2012 has been a landmark year for the cause of gender parity, with technological innovation driving progress across continents and time zones. In many parts of Africa, cultural restrictions have given female entrepreneurs little or no chance to develop business ideas. It’s not unusual for African businesswomen to be forbidden by their husbands to travel long distances, limiting their customer base to their immediate surrounding area. But technological breakthroughs are increasing opportunities without causing damaging culture clashes. In July, the number of internet users in Africa passed the one billion mark. For the first time, the continent’s businesswomen can offer a service across distances and borders. The social and economic standing of Africa’s women is long overdue for a boost, and it may well be getting one.
The social and economic standing of British women is not in doubt, and this has been repeatedly underlined in 2012. International Women’s Day has been observed for almost exactly a century, and each year the date of March 8th sees a global celebration of political, social and economic accomplishments. This year Britain was host to almost a third of the global celebrations, with 457 separate events paying tribute to a country and a culture that continues to become more inclusive and meritocratic.
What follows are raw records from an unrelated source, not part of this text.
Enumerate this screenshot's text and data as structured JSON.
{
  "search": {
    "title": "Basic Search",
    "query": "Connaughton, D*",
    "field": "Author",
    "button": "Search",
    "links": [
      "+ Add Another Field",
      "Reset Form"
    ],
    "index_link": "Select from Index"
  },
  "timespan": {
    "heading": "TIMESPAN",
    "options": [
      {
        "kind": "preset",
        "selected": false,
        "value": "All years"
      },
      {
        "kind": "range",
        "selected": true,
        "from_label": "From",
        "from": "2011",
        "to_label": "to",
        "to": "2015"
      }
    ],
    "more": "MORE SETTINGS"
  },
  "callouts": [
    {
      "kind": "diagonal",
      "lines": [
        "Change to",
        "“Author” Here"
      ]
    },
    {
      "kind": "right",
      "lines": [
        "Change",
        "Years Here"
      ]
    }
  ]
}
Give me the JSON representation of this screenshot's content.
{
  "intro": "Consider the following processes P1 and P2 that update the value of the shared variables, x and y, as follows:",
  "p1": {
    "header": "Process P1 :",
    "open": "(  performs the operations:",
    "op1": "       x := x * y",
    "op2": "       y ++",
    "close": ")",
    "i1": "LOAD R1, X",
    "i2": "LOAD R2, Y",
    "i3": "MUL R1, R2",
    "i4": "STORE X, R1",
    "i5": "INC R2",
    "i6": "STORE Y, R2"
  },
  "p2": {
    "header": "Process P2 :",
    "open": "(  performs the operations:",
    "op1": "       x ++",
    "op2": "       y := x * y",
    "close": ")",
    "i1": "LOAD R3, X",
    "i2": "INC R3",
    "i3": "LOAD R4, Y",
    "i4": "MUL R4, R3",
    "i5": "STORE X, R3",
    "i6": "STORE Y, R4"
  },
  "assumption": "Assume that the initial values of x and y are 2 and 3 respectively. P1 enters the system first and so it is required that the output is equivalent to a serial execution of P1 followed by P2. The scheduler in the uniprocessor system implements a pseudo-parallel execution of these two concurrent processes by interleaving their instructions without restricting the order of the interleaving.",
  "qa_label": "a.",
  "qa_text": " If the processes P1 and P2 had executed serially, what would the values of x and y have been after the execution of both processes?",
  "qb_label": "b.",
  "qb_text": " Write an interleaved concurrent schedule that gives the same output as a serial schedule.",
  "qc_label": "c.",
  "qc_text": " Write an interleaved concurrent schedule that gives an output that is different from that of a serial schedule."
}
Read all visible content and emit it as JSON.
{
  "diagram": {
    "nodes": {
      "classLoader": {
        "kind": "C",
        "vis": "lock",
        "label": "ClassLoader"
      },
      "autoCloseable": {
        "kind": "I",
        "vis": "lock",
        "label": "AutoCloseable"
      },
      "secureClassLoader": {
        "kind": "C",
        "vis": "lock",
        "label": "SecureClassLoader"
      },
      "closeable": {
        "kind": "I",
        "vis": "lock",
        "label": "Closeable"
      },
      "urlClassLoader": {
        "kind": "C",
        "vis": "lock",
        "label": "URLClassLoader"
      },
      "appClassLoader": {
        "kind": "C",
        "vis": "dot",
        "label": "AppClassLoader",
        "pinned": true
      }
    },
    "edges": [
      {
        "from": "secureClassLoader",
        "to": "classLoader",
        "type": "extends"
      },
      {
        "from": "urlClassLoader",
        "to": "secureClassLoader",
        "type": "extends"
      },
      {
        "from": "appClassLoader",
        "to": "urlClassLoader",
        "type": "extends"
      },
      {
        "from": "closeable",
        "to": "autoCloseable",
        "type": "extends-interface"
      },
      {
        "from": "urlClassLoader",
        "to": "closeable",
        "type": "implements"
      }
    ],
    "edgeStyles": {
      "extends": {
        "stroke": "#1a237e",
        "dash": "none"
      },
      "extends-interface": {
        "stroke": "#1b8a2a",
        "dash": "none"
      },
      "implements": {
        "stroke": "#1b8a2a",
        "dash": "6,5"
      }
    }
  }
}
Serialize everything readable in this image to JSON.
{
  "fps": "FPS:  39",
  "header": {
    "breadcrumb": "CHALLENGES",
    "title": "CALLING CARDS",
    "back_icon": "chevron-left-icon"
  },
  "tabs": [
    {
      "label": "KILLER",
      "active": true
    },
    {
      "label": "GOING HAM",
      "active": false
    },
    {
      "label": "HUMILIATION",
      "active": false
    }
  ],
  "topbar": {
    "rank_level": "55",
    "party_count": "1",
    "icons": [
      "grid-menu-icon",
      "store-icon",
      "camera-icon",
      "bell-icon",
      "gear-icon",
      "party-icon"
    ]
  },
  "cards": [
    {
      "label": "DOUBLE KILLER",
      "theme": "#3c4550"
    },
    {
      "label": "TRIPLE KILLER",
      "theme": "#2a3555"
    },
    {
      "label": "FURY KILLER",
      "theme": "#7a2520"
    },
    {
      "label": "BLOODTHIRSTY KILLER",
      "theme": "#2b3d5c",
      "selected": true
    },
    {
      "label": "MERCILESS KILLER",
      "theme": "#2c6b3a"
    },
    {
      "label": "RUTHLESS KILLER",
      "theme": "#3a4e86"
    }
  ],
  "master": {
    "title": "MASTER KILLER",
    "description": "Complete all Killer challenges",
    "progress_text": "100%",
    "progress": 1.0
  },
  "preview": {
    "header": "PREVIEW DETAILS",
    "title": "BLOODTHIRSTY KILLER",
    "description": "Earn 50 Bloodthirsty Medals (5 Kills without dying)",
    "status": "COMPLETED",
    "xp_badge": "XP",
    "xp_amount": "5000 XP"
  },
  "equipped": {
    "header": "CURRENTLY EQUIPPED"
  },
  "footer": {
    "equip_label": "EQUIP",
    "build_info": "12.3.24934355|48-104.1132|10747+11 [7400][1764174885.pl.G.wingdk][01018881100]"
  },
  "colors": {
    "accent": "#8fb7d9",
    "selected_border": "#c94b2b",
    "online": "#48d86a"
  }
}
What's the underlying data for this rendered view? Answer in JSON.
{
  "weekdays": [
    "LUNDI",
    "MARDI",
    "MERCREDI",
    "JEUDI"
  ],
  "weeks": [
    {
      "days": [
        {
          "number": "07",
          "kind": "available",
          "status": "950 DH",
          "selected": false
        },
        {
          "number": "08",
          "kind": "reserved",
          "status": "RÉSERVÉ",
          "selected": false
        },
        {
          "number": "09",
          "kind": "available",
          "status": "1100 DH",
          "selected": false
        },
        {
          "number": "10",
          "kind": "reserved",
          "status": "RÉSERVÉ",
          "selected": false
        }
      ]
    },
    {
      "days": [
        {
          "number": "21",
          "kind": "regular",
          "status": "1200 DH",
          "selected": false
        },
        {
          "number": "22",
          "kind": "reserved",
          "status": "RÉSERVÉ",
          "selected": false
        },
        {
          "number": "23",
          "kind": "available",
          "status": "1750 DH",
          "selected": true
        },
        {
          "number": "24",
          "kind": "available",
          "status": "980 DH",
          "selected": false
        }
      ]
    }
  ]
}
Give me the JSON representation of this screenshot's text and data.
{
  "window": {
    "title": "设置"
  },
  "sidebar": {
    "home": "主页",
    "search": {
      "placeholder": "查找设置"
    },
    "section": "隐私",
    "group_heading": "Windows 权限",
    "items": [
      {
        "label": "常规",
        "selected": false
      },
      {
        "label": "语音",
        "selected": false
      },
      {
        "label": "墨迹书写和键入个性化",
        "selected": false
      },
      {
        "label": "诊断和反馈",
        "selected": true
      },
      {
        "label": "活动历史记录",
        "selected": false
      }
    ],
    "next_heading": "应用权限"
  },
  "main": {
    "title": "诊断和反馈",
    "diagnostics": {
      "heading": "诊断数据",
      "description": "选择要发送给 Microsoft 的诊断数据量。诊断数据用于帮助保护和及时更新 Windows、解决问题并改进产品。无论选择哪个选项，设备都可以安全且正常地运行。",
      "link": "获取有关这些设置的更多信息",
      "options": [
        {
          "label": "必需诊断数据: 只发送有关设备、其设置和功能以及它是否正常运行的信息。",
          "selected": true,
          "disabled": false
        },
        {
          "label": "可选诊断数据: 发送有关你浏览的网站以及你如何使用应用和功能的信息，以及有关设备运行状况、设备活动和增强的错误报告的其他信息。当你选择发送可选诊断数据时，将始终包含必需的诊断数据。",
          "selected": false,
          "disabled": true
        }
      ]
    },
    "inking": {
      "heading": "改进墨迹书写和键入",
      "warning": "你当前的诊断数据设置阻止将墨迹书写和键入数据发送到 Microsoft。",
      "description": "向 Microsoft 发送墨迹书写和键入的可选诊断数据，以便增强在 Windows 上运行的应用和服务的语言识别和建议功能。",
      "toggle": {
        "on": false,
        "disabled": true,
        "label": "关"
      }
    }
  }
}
It could be argued that the most powerful assertion of gender parity this country has seen took place in London for seventeen glorious days between July 27th and August 12th. The 30th summer Olympics were a landmark for women in sport and in society. For the first time, women competed side by side with men in all event categories. Boxing and taekwondo, the final additions to the womens’ event roster, were memorably contested by young British challengers who became instant national sporting icons. The public reaction to Nicola Adams’s flyweight boxing gold medal, and Jade Jones’s taekwondo win made it clear that female participation in these events, for so long not tolerated, is now something to be celebrated. Women made up 48 per cent of Team GB, and for the first time the United States Olympic team had more women than men.
Perhaps the greatest progress came from nations with lesser reputations for fairness and tolerance. Saudi Arabia put forward two female competitors, sixteen year old Wojdan Shaherkani in judo and nineteen year old Sarah Attar in the women’s 800 metres. Attar drew attention for wearing running kit which covered her body entirely and clearly hampered her performance. But her presence was far more significant than her attire. Decisions are made by those who turn up. Minds are changed by those who take action. Sarah Attar turned up. She took action. She changed minds and she influenced decisions. This is how the world changes. Little by little, step by courageous step.
One common factor for women throughout the developing world is that language skills can empower them socially and economically. At Wolfestone we believe in empowering our clients, our partners, our friends, to communicate as effectively as possible across all physical and cultural borders.
Learn a second language, embrace a second culture. See what the world has to offer beyond the borders that have restricted earlier generations.
Women hold up half the sky, and in 2012 more and more women have been allowed to rise without restriction and reach for the sky. Future generations may remember this as the year when women competed on their own terms and won. When China, a country often associated with restriction of individual freedom, honoured a female astronaut on her merits and sent her soaring to the heavens.
We hope and believe that the 21st century will belong to those people and those nations who communicate most effectively, who value their citizens and encourage all of them to fulfil their potential, regardless of gender or ethnicity. That’s the way to a better future, in any language.